Friends of the Earth did not describe the Liberal Democrat manifesto as the greenest manifesto, full stop, as Jim Hume did.
On a day when the First Minister is in Glasgow for the M74 northern extension ground breaking ceremony, which the Liberal Democrats and every other party, bar the Greens, supported, I have to
The same is the case with the Government's record on aviation. We are about to see the Government's national planning framework, which will include implicit planning permission for airport expansion at Glasgow and Edinburgh. At the same time, the private sector is starting to tell us that it wants to fly less and take rail more. The Government should put its planned investment in aviation into better rail links.
We await announcements on other transport sector works. We hear many warm words on the carbon balance sheet, but I have yet to see it—indeed, I wonder if anyone has. I find it difficult to take seriously criticisms of the decision to scrap the bridge tolls from members who supported that measure before they had even seen the balance sheet and who only now are asking to see it. That said, there is huge interest in the subject of the debate, as the consultation showed in attracting 21,000 individual responses. More than a dozen organisations made contact with members ahead of today's debate.

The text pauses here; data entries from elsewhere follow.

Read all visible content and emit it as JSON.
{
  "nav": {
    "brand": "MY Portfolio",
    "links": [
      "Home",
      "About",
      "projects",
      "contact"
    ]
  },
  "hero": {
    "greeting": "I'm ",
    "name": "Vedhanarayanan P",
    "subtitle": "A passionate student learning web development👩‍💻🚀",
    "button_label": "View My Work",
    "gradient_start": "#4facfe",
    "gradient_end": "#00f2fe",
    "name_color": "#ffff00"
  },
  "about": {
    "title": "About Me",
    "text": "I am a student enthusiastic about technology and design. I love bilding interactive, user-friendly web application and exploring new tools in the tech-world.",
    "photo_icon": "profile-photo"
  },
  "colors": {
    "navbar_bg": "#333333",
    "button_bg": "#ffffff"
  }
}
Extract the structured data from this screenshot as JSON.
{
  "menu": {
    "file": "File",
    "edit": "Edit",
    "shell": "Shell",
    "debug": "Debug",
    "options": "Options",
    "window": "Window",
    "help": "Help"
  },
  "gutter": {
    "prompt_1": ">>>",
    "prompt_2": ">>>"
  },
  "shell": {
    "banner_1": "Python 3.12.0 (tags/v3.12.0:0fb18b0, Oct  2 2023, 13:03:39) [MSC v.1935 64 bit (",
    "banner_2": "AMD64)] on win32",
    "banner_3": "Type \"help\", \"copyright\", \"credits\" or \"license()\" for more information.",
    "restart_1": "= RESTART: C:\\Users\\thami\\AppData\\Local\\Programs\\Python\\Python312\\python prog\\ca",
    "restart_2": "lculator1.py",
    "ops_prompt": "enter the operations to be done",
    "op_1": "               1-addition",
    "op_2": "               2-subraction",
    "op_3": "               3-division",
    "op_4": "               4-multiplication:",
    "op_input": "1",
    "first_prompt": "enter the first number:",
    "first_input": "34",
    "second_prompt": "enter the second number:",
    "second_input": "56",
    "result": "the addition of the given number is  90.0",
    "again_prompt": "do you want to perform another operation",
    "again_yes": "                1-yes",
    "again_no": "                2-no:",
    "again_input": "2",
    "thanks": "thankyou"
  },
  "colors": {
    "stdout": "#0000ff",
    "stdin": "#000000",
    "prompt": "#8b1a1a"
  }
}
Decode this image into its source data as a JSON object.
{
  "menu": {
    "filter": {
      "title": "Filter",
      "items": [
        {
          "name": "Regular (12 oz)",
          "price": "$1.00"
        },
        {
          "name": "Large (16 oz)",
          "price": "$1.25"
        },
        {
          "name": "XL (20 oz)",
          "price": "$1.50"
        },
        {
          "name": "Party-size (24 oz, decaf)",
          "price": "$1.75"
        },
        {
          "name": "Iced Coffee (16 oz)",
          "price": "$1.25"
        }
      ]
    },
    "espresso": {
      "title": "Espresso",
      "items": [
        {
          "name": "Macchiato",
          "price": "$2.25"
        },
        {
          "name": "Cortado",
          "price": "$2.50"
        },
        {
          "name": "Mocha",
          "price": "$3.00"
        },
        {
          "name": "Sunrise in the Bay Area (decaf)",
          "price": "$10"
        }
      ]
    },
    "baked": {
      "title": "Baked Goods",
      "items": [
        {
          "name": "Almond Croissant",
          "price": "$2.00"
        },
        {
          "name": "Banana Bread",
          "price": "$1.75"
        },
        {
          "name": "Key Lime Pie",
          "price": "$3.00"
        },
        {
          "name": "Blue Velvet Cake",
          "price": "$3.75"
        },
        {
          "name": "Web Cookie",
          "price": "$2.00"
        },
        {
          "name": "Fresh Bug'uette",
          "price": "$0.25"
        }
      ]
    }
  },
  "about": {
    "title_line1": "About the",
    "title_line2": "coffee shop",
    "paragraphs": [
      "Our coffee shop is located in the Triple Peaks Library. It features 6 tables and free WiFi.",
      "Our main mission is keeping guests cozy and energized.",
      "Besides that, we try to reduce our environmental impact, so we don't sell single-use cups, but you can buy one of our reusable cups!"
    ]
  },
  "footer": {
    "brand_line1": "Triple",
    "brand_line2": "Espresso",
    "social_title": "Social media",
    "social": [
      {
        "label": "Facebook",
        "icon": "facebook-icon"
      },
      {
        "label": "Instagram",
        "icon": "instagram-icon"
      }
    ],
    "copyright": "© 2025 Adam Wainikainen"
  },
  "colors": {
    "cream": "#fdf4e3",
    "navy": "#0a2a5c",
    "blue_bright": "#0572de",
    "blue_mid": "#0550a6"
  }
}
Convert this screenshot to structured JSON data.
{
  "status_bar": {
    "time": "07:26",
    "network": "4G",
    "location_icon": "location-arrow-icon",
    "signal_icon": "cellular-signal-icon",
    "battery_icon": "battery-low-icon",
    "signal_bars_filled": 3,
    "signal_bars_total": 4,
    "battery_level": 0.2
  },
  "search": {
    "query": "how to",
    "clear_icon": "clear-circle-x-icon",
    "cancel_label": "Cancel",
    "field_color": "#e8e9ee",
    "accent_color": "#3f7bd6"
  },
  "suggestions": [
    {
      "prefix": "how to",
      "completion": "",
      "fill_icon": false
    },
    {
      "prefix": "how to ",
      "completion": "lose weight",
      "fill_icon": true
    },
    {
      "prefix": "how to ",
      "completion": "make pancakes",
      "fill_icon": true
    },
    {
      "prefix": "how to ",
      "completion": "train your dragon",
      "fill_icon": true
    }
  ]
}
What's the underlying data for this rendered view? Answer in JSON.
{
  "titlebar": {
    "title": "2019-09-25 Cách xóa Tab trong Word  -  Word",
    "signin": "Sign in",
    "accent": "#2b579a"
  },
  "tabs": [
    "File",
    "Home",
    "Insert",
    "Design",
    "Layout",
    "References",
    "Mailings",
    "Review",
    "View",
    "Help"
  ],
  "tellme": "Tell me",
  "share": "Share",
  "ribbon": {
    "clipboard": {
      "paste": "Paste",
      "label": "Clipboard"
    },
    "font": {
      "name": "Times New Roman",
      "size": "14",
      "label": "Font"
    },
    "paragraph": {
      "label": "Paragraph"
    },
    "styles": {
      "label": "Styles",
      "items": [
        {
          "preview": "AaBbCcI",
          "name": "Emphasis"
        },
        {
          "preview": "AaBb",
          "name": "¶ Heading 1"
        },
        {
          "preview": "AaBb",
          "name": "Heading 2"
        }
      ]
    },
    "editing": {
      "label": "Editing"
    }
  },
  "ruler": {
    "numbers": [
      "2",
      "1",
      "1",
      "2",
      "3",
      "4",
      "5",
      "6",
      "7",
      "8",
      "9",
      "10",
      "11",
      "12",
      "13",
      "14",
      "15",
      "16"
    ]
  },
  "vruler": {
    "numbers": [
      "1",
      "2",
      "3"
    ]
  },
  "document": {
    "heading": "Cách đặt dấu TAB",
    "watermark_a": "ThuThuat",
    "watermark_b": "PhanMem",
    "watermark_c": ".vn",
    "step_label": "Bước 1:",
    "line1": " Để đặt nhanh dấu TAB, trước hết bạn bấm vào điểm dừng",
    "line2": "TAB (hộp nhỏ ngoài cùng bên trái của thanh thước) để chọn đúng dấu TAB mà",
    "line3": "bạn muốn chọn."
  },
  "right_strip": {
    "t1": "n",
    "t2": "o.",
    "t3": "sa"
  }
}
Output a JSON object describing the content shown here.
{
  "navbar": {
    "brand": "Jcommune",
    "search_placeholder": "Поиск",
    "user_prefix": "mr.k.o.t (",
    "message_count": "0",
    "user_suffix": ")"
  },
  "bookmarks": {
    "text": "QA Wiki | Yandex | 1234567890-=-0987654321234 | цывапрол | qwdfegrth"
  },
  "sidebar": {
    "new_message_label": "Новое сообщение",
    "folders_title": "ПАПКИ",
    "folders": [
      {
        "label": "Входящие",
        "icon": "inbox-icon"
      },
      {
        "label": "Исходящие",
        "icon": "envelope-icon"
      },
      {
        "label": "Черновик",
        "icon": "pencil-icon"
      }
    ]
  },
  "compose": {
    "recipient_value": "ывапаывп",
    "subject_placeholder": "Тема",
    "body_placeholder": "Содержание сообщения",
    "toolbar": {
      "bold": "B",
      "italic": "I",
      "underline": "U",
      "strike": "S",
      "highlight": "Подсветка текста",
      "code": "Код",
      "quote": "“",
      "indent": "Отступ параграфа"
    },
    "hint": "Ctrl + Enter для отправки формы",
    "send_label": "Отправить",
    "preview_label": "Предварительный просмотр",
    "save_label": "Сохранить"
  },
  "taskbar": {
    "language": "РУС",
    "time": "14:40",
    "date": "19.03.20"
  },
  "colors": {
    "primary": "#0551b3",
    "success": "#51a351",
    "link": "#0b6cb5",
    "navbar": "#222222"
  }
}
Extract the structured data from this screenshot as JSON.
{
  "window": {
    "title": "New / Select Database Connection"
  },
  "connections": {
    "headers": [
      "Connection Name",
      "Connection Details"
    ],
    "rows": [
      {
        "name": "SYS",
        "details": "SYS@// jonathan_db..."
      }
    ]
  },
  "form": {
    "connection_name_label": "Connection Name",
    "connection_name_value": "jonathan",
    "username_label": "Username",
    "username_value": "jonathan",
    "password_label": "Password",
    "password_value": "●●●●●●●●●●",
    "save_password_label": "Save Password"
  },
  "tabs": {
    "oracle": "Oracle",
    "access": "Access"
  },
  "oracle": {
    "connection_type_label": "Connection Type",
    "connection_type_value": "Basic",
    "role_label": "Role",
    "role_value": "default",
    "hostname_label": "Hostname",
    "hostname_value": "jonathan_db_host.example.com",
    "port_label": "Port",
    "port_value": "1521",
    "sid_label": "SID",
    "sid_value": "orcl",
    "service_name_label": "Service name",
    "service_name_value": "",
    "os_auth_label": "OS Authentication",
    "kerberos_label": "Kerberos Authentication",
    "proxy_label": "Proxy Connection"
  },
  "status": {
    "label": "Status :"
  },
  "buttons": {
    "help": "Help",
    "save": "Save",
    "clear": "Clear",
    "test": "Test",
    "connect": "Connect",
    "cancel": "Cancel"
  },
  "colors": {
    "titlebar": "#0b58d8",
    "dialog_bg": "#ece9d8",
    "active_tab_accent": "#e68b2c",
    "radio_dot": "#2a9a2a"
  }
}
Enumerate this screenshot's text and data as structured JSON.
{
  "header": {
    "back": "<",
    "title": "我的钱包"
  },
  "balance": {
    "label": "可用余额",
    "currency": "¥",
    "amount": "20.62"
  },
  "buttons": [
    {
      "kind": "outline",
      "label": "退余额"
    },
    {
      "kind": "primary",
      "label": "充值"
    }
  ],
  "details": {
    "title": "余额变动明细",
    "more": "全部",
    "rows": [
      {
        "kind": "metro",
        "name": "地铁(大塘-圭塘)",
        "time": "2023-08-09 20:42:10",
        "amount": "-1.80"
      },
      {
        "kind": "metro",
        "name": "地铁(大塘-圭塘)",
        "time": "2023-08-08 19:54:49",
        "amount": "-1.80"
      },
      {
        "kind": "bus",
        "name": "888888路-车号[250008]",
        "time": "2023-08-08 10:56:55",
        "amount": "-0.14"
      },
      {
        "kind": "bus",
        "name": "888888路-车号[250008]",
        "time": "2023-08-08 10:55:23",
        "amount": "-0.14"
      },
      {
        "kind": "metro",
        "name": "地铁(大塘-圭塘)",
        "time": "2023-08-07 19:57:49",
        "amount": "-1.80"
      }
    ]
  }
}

I turn to the specifics. The targets are hugely important. Getting broad acceptance across the political spectrum for long-term targets is important, but annual targets are equally important. I look forward to working with David Stewart and his colleagues in the Labour Party on strengthening the bill in that regard, once they have decided whether they think annual targets are good or bad. They cannot continue with the idea that, just because annual targets were in the SNP manifesto and not in theirs, Labour can take a different approach here from its approach at Westminster. Targets are either a good approach or a bad approach—I think that they are a good one.
A host of other issues arise that we do not have time to go into today, but we will have time as the Parliament scrutinises the forthcoming climate change bill. However, in the long term, fundamental questions arise that no individual bill will resolve. To what extent can we continue with the delusion of everlasting economic growth on a planet of finite resources without consequences such as climate change? To what extent can we continue to ignore population issues? To what extent can we continue to fetishise consumption and greed in our society without consequences? What do human wellbeing and happiness mean in the age after cheap oil—human relationships and health, or cheap holidays? The bill cannot answer those questions, but the Parliament will have to.